The Road Most Traveled

Robert Frost’s famous poem The Road Not Taken ends with the classic lines, “Two roads diverged in a wood, and I took the one less traveled by and that has made all the difference.”  I cannot tell how many times through the years I have heard people reference this passage to themselves.  I have never heard anyone say they took the road most traveled.  We love ourselves and think we are very unique from all others. And while that is true in a limited sense but the larger truth is we are all alike.  If this were not true there could not be medical science.  We need to be like each other so doctors can diagnose our problems because we have symptoms that digress from the norm.  Without norms it would be impossible to help the ill.

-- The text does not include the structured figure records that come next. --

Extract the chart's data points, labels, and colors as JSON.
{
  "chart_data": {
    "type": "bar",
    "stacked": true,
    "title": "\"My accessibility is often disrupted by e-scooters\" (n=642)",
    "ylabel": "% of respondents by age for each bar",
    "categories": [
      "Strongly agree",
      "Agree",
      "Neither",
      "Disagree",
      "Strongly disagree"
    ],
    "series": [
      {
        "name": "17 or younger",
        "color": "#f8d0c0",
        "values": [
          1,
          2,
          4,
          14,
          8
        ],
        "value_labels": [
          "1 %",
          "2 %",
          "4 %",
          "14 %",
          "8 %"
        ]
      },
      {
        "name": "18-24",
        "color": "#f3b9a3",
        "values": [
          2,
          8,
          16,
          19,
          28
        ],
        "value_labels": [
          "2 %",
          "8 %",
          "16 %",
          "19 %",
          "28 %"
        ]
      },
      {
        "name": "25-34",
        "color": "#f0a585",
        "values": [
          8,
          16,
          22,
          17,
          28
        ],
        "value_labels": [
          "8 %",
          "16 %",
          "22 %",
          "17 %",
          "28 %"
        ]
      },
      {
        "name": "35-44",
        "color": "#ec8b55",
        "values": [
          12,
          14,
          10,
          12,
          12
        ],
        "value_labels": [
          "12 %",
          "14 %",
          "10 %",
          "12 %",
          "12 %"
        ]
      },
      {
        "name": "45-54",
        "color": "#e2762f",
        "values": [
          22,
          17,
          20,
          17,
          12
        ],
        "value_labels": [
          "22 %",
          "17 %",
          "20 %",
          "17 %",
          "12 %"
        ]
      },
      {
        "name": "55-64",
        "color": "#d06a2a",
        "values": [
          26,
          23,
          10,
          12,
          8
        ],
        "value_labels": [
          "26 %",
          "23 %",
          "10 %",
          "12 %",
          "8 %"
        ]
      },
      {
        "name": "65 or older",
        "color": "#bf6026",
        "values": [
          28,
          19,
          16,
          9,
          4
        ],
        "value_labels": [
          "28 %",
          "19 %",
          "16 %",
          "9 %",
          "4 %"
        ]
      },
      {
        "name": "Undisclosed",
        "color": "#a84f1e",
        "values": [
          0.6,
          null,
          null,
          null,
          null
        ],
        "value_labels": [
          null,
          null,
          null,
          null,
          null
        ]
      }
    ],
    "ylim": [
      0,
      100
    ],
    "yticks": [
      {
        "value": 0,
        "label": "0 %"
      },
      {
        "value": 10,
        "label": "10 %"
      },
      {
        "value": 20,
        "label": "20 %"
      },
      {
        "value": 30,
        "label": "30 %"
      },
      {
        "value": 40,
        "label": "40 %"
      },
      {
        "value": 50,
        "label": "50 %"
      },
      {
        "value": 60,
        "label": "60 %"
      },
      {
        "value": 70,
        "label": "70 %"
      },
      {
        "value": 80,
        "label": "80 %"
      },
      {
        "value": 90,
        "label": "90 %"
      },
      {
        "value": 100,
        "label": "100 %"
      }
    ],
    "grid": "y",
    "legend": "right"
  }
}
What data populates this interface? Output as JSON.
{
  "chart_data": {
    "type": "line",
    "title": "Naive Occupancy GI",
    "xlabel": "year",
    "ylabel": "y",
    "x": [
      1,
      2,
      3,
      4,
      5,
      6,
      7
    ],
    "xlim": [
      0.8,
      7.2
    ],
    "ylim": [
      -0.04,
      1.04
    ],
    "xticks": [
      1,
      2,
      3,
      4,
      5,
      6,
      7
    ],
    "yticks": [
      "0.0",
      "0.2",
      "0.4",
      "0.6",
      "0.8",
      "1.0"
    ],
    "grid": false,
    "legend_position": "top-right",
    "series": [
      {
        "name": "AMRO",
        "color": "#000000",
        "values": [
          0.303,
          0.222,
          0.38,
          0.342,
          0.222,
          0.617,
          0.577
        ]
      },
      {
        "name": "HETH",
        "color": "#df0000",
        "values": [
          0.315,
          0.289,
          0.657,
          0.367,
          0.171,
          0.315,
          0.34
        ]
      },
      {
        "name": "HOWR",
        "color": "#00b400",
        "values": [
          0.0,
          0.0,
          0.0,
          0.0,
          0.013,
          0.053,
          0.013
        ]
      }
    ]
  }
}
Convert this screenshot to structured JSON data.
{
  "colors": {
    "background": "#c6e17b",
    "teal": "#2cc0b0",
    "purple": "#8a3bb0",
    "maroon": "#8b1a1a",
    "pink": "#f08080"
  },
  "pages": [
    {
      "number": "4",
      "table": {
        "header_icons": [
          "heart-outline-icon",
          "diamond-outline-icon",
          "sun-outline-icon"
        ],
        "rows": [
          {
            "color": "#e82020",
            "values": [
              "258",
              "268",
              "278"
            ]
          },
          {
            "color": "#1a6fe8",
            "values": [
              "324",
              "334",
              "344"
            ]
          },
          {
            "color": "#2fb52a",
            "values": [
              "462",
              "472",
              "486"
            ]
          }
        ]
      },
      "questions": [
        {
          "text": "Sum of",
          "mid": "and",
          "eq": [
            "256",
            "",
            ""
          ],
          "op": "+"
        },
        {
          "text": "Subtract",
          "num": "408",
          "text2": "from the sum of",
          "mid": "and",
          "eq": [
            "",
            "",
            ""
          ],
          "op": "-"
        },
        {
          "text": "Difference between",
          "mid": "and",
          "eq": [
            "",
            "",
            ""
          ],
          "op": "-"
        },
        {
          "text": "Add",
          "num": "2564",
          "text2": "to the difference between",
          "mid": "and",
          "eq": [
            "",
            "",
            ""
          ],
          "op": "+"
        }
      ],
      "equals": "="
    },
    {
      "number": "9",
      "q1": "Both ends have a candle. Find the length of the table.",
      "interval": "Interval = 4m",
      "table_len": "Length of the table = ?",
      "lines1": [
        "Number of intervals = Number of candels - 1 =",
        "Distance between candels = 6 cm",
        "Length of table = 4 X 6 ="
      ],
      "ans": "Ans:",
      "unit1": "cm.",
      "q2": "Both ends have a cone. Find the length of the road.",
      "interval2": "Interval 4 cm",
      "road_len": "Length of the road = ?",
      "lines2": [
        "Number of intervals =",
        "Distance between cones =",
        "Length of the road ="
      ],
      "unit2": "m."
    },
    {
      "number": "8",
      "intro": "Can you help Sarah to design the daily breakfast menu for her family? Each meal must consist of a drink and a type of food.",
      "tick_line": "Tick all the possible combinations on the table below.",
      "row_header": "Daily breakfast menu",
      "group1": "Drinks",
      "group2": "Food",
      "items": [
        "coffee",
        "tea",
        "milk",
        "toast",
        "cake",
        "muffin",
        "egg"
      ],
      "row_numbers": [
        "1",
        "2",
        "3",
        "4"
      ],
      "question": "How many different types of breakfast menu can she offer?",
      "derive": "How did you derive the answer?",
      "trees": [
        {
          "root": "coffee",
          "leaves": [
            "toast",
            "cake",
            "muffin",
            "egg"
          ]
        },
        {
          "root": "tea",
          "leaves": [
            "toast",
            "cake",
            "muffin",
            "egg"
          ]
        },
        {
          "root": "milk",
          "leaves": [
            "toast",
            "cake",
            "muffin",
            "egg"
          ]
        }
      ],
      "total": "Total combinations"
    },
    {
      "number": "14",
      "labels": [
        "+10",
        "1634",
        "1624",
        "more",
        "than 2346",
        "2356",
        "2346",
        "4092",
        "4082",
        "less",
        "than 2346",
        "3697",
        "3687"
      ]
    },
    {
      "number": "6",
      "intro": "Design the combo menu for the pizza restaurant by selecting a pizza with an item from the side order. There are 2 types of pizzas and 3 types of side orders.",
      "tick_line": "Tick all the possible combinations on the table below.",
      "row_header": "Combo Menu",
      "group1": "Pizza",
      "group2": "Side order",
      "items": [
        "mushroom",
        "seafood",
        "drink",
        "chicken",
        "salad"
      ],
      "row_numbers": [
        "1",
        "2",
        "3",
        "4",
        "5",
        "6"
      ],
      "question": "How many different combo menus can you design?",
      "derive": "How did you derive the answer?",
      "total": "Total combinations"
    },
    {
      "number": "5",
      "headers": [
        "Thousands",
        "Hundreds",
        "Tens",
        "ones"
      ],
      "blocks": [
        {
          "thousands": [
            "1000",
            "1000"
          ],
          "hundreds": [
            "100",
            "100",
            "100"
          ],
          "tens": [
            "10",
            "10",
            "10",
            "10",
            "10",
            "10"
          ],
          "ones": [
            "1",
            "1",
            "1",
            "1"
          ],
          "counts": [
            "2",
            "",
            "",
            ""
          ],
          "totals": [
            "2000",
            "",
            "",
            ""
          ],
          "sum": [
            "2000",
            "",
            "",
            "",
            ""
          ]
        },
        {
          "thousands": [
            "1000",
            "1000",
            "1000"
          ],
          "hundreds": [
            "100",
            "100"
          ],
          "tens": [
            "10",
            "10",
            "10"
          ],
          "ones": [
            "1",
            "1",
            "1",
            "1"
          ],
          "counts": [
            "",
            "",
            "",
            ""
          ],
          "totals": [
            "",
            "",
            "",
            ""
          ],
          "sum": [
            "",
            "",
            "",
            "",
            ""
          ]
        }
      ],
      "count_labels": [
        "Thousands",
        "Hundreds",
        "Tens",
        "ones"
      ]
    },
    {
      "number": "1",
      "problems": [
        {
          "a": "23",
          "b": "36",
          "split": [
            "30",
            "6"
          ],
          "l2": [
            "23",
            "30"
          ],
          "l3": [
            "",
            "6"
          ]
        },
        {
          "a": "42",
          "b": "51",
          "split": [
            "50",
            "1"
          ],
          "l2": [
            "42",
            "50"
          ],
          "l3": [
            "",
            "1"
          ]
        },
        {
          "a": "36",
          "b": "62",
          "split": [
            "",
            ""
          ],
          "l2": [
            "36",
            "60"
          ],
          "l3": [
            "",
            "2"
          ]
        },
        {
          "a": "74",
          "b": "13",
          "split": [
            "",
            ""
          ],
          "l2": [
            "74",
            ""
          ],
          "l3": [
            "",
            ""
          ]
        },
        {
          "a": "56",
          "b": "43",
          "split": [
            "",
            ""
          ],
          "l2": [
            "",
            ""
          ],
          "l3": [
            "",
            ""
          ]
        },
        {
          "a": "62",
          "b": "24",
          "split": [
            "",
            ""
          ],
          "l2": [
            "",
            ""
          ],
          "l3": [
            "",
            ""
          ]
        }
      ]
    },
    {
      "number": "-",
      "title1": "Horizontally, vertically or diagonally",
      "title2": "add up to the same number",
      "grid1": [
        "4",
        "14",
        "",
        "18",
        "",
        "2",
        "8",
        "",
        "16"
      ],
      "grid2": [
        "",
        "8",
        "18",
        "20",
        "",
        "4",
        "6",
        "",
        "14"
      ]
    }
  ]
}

The same is true psychologically.  Without norms we couldn’t know when and how someone was maladjusted and what to do to help them.  It is an extremely rare person who does not automatically use Freud’s ego-defense mechanisms.  But it seems that our love for ourselves deceives us into thinking we are outliers several standard deviations above the norm.  We are the protagonist of our life story and therefore we think we took the road less traveled.  It blinds us to the reality of the millions of others crowding the same road as we. Yes – it is true each of us is a unique one of a kind being and the irony is that very uniqueness is what makes us the same as others.

When God made us He said, “Let us make man in our image.”  Man was a distinctly new creature different from angels and other heavenly beings described in the book of Revelation.  We must accept the gift of eternal life so we can meet those others.  It will be an eternity of discovery.